Workstation (Sim)

Theory and internal notes for the research stack. Use these to understand the pipeline at a glance, then dive deeper. The Sim environment mirrors the live pipeline but runs under tighter control: reproducible data cuts, fixed seeds, and explicit assumptions. It’s where we explain choices, track calibration, and sanity-check that results hold up outside a specific window. When something looks off in Live, this is the bench where we take it apart.

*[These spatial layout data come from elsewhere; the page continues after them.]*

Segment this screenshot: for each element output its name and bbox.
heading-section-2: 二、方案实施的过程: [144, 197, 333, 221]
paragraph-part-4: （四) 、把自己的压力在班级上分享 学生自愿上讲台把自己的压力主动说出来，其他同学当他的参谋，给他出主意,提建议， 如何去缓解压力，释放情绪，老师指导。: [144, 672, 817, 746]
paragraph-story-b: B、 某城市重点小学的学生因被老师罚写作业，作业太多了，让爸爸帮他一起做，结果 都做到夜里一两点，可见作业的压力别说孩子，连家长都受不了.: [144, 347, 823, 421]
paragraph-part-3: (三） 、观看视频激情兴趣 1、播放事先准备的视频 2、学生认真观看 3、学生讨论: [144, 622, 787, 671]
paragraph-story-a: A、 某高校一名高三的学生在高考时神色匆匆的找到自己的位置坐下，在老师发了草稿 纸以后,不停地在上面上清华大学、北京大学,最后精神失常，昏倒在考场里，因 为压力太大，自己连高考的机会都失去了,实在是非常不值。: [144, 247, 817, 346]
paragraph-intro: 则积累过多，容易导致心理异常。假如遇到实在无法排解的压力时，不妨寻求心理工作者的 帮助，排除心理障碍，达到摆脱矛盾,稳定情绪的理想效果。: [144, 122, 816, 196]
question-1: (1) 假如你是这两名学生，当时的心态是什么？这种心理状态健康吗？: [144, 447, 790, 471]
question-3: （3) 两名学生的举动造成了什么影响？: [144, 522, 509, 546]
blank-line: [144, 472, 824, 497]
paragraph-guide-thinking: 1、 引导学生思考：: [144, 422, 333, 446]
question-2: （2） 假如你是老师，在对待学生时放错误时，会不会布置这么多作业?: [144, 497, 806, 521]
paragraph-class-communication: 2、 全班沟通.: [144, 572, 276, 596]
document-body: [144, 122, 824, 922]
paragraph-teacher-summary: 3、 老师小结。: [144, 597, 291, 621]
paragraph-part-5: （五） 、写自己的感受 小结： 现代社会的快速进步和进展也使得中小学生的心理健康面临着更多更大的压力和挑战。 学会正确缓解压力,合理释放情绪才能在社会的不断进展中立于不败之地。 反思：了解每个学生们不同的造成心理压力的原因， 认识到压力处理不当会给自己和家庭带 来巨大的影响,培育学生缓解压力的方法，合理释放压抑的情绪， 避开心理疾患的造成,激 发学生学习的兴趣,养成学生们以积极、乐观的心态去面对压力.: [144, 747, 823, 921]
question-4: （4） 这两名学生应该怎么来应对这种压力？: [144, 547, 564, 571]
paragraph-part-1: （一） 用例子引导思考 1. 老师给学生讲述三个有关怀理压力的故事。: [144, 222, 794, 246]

Pipeline, explained Stages, data flow, scheduling Mathematics Losses, regimes, risk model Code & experiments Design, ablations, benchmarks Most recent model: EQX-M1 → Open the current experimental model card

Pipeline, at a glance

Ingest — prices, options flow, news/sentiment, light fundamentals. We assemble a clean daily tape: split-adjusted prices, basic fundamentals for context, option chains for implied-vol and skew, and headline sentiment. Time is aligned and gaps are handled conservatively; anything ambiguous is dropped rather than “fixed.”
Features — cross-sectional & temporal; normalised with leakage guards. We build signals that compare each stock to its peers and to itself through time. Normalisation uses only information available at the time (no peeking). Any feature that quietly reuses future data is flagged and removed.
Models — calibrated families (Core, Sentinel, Experimental). Instead of one big hero model, I keep families with different roles: durable signals, risk sentries, and new ideas. Models are trained on rolling windows and kept simple enough to explain, if I can’t describe why a view is changing, I treat it as noise.
Calibration — reliability via ECE; treat uncertainty explicitly. A strong score still needs to be honest. We check that predicted confidence lines up with reality (reliability curves and ECE bins). If a slice drifts out of spec, that view is down-weighted or paused until it proves itself again.
Selection — per-ticker signals with confidence and cutoffs. Raw model output is converted to simple choices (tilt up, down, or stand aside) with a confidence score. We respect cutoffs that avoid low-signal noise and cap how much any one name can influence the book.
Portfolio — gross/net bounds, per-symbol/sector caps, turnover control. Signals become a position set under hard constraints. We monitor Greeks and concentration, budget turnover to keep costs tame, and route execution through a realistic cost model so simulated gains don’t vanish in slippage.
Evaluation — walk-forward CV, regime slicing, ops health. Results are scored the way you would actually trade them: roll the window forward, never see tomorrow’s data, and record the run. We then slice by regime (volatility/credit/liquidity) and track operational health so a good backtest doesn’t hide a fragile process.

Model families

Core — Stable, interpretable signals designed for daily deployment.
Sentinel — Risk-aware overlays (hedges/halts) that watch for regime breaks.
Experimental — New ideas under live shadowing before promotion.

Calibration & uncertainty

We don’t just predict; we prove how often we’re right. Reliability curves and ECE bins tell us whether confidence tracks realised outcomes. When bins widen or drift, the system down-weights that slice or pauses it entirely. You’ll see the same story reflected in the product: model cards include a calibration snapshot, the homepage shows when confidence is thin, and compare lets you check stability across different windows. When predicting markets there is always error, however while the market remains unperfect there is edge to be exploited.

Portfolio & risk

Decisions flow into a constraint graph: gross/net limits, per-symbol and per-sector caps, and turnover budgets. We watch portfolio-level Greeks and exposures, simulate fees and slippage, and prefer de-risking early over squeezing the last basis point. The homepage “Portfolio Greeks” tile mirrors the same controls you see here. If liquidity narrows or concentration creeps up, the system tilts smaller or steps aside before the problem grows.

Evaluation & regimes

Every result is produced with walk-forward validation so the clock only ever moves one way. We then score by regime—combinations of volatility, credit stress, and liquidity—and report consistency, drawdowns, and hit-rate alongside return. Model cards summarize this as “by-regime performance,” while the Compare page lets you line up models and baselines over the same windows. A “pause-o-meter” summarises when the safest move is to trade less or not at all.

Roadmap

Stabilise regime labeling; cross-validate thresholds.
Broaden universe coverage; stress-test liquidity filters.
Tighten calibration; monitor ECE drift.
Streamline feature families; document wins and trade-offs.
Reconcile live vs. sim; extend paper-trading harness.

Notes

Research summaries and next steps post here. The Live Pipeline page surfaces daily snapshots; this area stays theory-focused.